The biggest decision that drives the selection of mortgage is invariably the interest rates. The interest rates are typically based on the scenario of demand and supply of money. It is an extremely complex exercise to predict the direction of interest rates and hence it is best left to an expert. In case of an Adjustable Rate Mortgage or ARM as it is commonly known, the monthly repayment is based on an interest rate that may change depending upon an underlying index. As the borrower you benefit in case the interest rates go down and loose in case the interest rates in the economy inch upwards. Understand the terms and conditions of an ARM carefully. Most importantly you need to know at what periods your interest rates are changed based on the economic index.
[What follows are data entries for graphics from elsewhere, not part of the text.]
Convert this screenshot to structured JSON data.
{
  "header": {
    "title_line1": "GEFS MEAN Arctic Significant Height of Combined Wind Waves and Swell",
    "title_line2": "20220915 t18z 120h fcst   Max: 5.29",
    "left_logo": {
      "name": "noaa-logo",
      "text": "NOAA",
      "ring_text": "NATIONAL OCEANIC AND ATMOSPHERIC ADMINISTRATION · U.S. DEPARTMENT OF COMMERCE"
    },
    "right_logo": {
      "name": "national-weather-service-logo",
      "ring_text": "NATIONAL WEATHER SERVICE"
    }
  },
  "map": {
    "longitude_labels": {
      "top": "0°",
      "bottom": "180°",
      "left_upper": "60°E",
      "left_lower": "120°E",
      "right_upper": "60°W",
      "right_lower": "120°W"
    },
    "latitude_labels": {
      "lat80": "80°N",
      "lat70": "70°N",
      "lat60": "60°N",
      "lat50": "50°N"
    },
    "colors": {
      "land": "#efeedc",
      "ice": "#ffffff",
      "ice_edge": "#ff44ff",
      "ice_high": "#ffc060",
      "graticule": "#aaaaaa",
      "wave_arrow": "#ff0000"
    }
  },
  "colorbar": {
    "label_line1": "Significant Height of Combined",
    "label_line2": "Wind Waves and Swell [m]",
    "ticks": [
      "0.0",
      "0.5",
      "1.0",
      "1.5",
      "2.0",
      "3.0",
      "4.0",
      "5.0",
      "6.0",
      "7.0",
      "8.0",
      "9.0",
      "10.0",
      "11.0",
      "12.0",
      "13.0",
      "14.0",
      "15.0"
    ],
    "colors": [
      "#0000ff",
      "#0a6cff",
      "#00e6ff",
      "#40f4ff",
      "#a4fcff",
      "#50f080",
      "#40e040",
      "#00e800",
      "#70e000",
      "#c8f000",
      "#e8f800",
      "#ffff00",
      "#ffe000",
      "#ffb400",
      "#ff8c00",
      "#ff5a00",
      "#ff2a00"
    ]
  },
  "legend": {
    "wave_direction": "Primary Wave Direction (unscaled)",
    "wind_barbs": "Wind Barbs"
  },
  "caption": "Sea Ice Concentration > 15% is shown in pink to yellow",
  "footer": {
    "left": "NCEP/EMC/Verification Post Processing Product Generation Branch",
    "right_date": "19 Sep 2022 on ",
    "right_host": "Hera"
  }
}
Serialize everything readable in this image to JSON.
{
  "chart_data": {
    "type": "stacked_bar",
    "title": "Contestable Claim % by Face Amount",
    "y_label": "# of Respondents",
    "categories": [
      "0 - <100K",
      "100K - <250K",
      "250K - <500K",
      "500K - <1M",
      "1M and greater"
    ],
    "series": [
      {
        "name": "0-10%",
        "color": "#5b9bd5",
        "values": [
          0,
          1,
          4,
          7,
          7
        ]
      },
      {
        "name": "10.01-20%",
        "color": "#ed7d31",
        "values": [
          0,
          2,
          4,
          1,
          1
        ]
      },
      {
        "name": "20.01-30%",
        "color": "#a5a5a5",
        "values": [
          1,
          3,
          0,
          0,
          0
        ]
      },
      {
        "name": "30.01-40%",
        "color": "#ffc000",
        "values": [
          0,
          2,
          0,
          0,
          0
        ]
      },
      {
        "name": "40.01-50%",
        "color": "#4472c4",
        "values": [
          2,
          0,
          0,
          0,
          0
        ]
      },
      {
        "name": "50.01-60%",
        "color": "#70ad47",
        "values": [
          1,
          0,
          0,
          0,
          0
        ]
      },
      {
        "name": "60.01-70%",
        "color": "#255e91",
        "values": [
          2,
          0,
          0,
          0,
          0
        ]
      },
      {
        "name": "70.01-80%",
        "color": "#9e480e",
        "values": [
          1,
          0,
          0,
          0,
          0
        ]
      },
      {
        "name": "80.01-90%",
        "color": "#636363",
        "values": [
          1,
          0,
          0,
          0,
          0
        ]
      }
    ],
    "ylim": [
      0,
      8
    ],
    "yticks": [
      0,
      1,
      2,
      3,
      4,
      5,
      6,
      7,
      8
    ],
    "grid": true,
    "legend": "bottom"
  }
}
On the other end of the spectrum you have a Fixed Rate Mortgage. In case of a Fixed Rate Mortgage, the interest rate remains fixed during the entire tenure of the loan. The Fixed Rate mortgage carries an interest rate higher than the ARMs. The process of deciding between a fixed rate and an adjustable rate mortgage is a complex one and should be left best to professional guidance. Seek the help of the Bank or the lending institution to decide on the type of mortgage you should opt.

 

Arranging for a pre-qualification letter is the most suitable option for the borrower. As soon as you decide to buy a property, one must organize for a pre-qualification letter even though you may not finalized the property. Better still, would be to convert this pre-qualification into pre-approval and your negotiation power increases tremendously while finalizing not only your mortgage interest but also the final purchase price of the property.